从那天起,程越就带着另外两个小孩一起研究功法。
准确来说……只是带着顾襄一个,陶罐对此半点兴趣都没有,每次一翻开秘籍,就眯起眼睛打瞌睡。
顾襄每次倒是很积极。
经过一段时间的修炼,陶眠对三个孩子的表现心中有数。
程越有天赋且刻苦,顾襄没天赋但刻苦。至于陶罐……他从不修炼。
顾襄是让陶眠感到惊喜的。虽然小孩学得慢,但自从找到事情做之后,他也不惦记着整日疯跑了,也能安安分分地跟着程越学招式。
每天晚饭消食后,程越和顾襄会在院中比剑。这时陶眠就会把地方给他们让出来,带着陶罐外出巡山。
自从程越忙起来,夜间巡山的人就变成了仙人和陶罐。
两人独处的时候,陶眠的话会比平时更多,陶罐也会用手语简单地回复他。
陶眠从地上捡了一根格外笔直的树枝,爱不释手,随意地挥来挥去。
他一时嘴快,问陶罐为何不跟着另外两个小孩一起练剑。
这话一说出口,陶眠就闭嘴了,想抽自己一记。
陶罐对这个没兴趣,而且万一他是因为没有天赋,才故意不和其他人一起练剑呢?这不是往小孩的伤口上撒盐么?
“那个,陶罐……你当我什么都没说,我肯定是被晚风吹坏脑子了。”
陶眠乱七八糟地解释,这时陶罐只是默默地拿走了他手中的树枝。
他没有任何准备动作,随手起势,一阵轻盈的风吹过,看似寻常,再眨眼时,数不清的断枝残叶从半空落下。

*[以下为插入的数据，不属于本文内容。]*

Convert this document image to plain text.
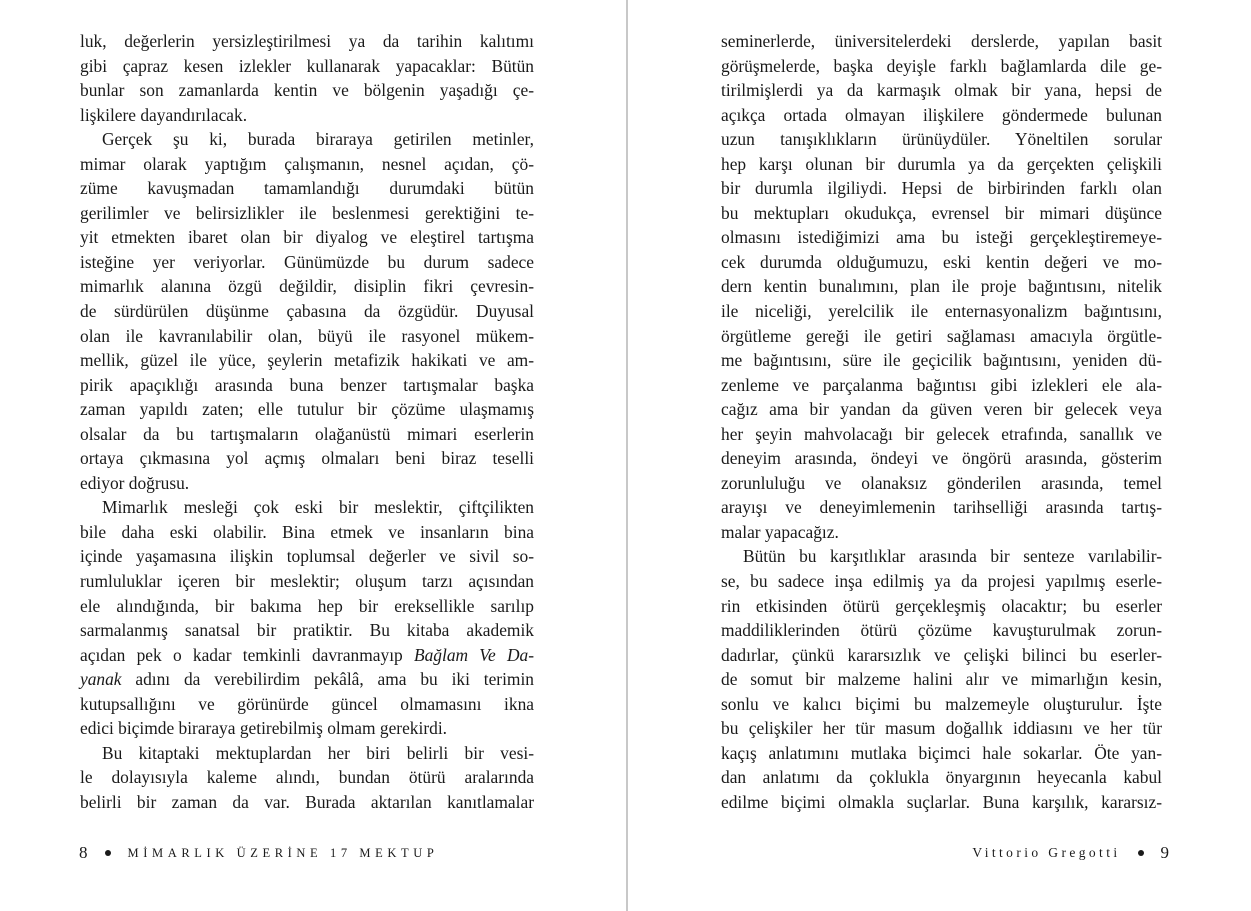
luk, değerlerin yersizleştirilmesi ya da tarihin kalıtımı
gibi çapraz kesen izlekler kullanarak yapacaklar: Bütün
bunlar son zamanlarda kentin ve bölgenin yaşadığı çe-
lişkilere dayandırılacak.
Gerçek şu ki, burada biraraya getirilen metinler,
mimar olarak yaptığım çalışmanın, nesnel açıdan, çö-
züme kavuşmadan tamamlandığı durumdaki bütün
gerilimler ve belirsizlikler ile beslenmesi gerektiğini te-
yit etmekten ibaret olan bir diyalog ve eleştirel tartışma
isteğine yer veriyorlar. Günümüzde bu durum sadece
mimarlık alanına özgü değildir, disiplin fikri çevresin-
de sürdürülen düşünme çabasına da özgüdür. Duyusal
olan ile kavranılabilir olan, büyü ile rasyonel mükem-
mellik, güzel ile yüce, şeylerin metafizik hakikati ve am-
pirik apaçıklığı arasında buna benzer tartışmalar başka
zaman yapıldı zaten; elle tutulur bir çözüme ulaşmamış
olsalar da bu tartışmaların olağanüstü mimari eserlerin
ortaya çıkmasına yol açmış olmaları beni biraz teselli
ediyor doğrusu.
Mimarlık mesleği çok eski bir meslektir, çiftçilikten
bile daha eski olabilir. Bina etmek ve insanların bina
içinde yaşamasına ilişkin toplumsal değerler ve sivil so-
rumluluklar içeren bir meslektir; oluşum tarzı açısından
ele alındığında, bir bakıma hep bir ereksellikle sarılıp
sarmalanmış sanatsal bir pratiktir. Bu kitaba akademik
açıdan pek o kadar temkinli davranmayıp Bağlam Ve Da-
yanak adını da verebilirdim pekâlâ, ama bu iki terimin
kutupsallığını ve görünürde güncel olmamasını ikna
edici biçimde biraraya getirebilmiş olmam gerekirdi.
Bu kitaptaki mektuplardan her biri belirli bir vesi-
le dolayısıyla kaleme alındı, bundan ötürü aralarında
belirli bir zaman da var. Burada aktarılan kanıtlamalar
8	MİMARLIK ÜZERİNE 17 MEKTUP
seminerlerde, üniversitelerdeki derslerde, yapılan basit
görüşmelerde, başka deyişle farklı bağlamlarda dile ge-
tirilmişlerdi ya da karmaşık olmak bir yana, hepsi de
açıkça ortada olmayan ilişkilere göndermede bulunan
uzun tanışıklıkların ürünüydüler. Yöneltilen sorular
hep karşı olunan bir durumla ya da gerçekten çelişkili
bir durumla ilgiliydi. Hepsi de birbirinden farklı olan
bu mektupları okudukça, evrensel bir mimari düşünce
olmasını istediğimizi ama bu isteği gerçekleştiremeye-
cek durumda olduğumuzu, eski kentin değeri ve mo-
dern kentin bunalımını, plan ile proje bağıntısını, nitelik
ile niceliği, yerelcilik ile enternasyonalizm bağıntısını,
örgütleme gereği ile getiri sağlaması amacıyla örgütle-
me bağıntısını, süre ile geçicilik bağıntısını, yeniden dü-
zenleme ve parçalanma bağıntısı gibi izlekleri ele ala-
cağız ama bir yandan da güven veren bir gelecek veya
her şeyin mahvolacağı bir gelecek etrafında, sanallık ve
deneyim arasında, öndeyi ve öngörü arasında, gösterim
zorunluluğu ve olanaksız gönderilen arasında, temel
arayışı ve deneyimlemenin tarihselliği arasında tartış-
malar yapacağız.
Bütün bu karşıtlıklar arasında bir senteze varılabilir-
se, bu sadece inşa edilmiş ya da projesi yapılmış eserle-
rin etkisinden ötürü gerçekleşmiş olacaktır; bu eserler
maddiliklerinden ötürü çözüme kavuşturulmak zorun-
dadırlar, çünkü kararsızlık ve çelişki bilinci bu eserler-
de somut bir malzeme halini alır ve mimarlığın kesin,
sonlu ve kalıcı biçimi bu malzemeyle oluşturulur. İşte
bu çelişkiler her tür masum doğallık iddiasını ve her tür
kaçış anlatımını mutlaka biçimci hale sokarlar. Öte yan-
dan anlatımı da çoklukla önyargının heyecanla kabul
edilme biçimi olmakla suçlarlar. Buna karşılık, kararsız-
Vittorio Gregotti 9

在纷纷的落叶间,陶罐静静地站着,伸手向前,把那根树枝还给他。
陶眠默然接过树枝,最后只有一句——不要随便破坏花草树木。
陶罐扬起唇角,有点罕见的、微不可察的自得。
这一事件过去后,陶眠有两个认知。其一,这孩子是风灵力。其二,小陶罐在扮猪吃老虎,拿的是主角剧本。
但他安于当个路人角色,宁可陪陶眠吃喝玩乐,也不肯多练一刻钟的剑法。
日子就这么平稳地滑过,转眼三年。三个小孩……应该叫少年了,个子抽得很快,先后度过了自己十三岁的生辰。
在程越十三岁生辰刚过,青渺宗的人就找上门来,请程宗主的独子程越回去,重振宗门。
少年程越望着这两个门人,目光沉静。
“这是你们第三次找我了。不管多少次,我的回答都不会变。
青渺宗的兴衰,我不在乎。我只要留在这里,留在桃花山。”
程越宁可在这儿陪陶眠发呆,也不愿意去管宗门那摊子烂事。
为首的是一位较为年长的人,姓许,在宗门为长老。
许长老捻着胡须,觉得程越在闹小孩子脾气。
“青渺宗虽不复往日盛名,但瘦死的骆驼比马大,终归是曾经的天下第一宗。”
“那都是一千年前的事了。”
程越好心提醒他,让眼前的老头认清事实。
许长老咳嗽一声。
“少宗主,还请您务必三思。”
“我不用三思,你们再问多少遍,我都不会改变心意。我劝你们还是早点死了心,去折腾别人吧。”
程越的右手向前一伸,做了个送客的手势。
许长老叹一口气,他知道程越是因为谁才留下来,但他怎么也想不通,那个看起来有点二的年轻人,到底有什么魅力。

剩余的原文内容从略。